Addressing reporters during the monthly police officers meeting on Monday in Maiduguri, Chukwu said only one of them is an officer.
He described reports indicating that 10 policewomen were among the 13 persons released by Boko Haram insurgents as “misleading”.
“That information is false, I have to react to it. It will be recalled that on 20th June, 2017, a burial party of one our women sergeants attached to the SIB who died in the course of duty was being taken home to Lassa in Askira-Uba local government area for burial,” he said.
“And due to security encumbrance on Maiduguri-Damboa highway, they were under military and police escort, on getting to a town about 30 kilometres from Maiduguri; they were ambushed by the Boko Haram and some women who took advantage of the empty space in the truck.
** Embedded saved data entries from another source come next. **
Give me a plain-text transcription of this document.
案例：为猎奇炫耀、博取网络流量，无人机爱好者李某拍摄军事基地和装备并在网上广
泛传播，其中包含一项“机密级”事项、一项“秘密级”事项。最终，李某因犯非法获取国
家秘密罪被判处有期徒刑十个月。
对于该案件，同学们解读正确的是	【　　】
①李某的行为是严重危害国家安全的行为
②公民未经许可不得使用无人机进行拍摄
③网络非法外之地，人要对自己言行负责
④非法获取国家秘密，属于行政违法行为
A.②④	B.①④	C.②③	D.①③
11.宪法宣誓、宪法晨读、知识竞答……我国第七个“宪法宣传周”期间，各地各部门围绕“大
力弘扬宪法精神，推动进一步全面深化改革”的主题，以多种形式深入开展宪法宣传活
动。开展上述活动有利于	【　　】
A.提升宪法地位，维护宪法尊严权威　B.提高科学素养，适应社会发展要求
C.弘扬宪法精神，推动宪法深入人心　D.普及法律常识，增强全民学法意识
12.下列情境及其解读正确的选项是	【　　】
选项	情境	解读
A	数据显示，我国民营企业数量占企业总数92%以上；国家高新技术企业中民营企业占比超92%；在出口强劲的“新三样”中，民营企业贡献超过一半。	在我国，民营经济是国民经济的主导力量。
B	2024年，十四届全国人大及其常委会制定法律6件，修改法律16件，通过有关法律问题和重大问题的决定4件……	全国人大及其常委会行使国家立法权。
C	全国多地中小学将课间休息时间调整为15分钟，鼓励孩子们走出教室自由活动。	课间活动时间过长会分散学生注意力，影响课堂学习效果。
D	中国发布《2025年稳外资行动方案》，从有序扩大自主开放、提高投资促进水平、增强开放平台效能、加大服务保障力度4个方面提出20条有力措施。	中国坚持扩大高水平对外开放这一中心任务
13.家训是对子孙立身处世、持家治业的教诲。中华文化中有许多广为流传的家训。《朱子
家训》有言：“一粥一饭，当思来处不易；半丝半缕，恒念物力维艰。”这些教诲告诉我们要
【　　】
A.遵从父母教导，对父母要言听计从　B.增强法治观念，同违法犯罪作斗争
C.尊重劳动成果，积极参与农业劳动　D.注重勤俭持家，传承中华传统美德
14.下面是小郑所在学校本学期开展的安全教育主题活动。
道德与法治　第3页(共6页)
“So the women were trapped; we do not know their number but a few of them who were able to jump down, scampered for safety, escaped. Those of them who could not make it were taken away with the truck by the Boko Haram.
“Among them, since that time, we recorded only one woman inspector attached to the CIB, who happened to be a very close friend of the deceased sergeant, the rest of them are not policewomen and they are not wives of police personnel.”
He disclosed that one policeman was killed while the driver of the truck and a brother of the deceased were shot and sustained injuries in the attack, a situation which de-mobilised the vehicle.
On Saturday, the federal government announced the release of 13 persons by the Boko Haram insurgents, sequel to negotiations brokered by the International Committee of Red Cross (ICRC).
The freed persons are three male workers of University of Maiduguri and 10 women, abducted on separate raids coordinated by the insurgents between June and July, 2017, in Borno state.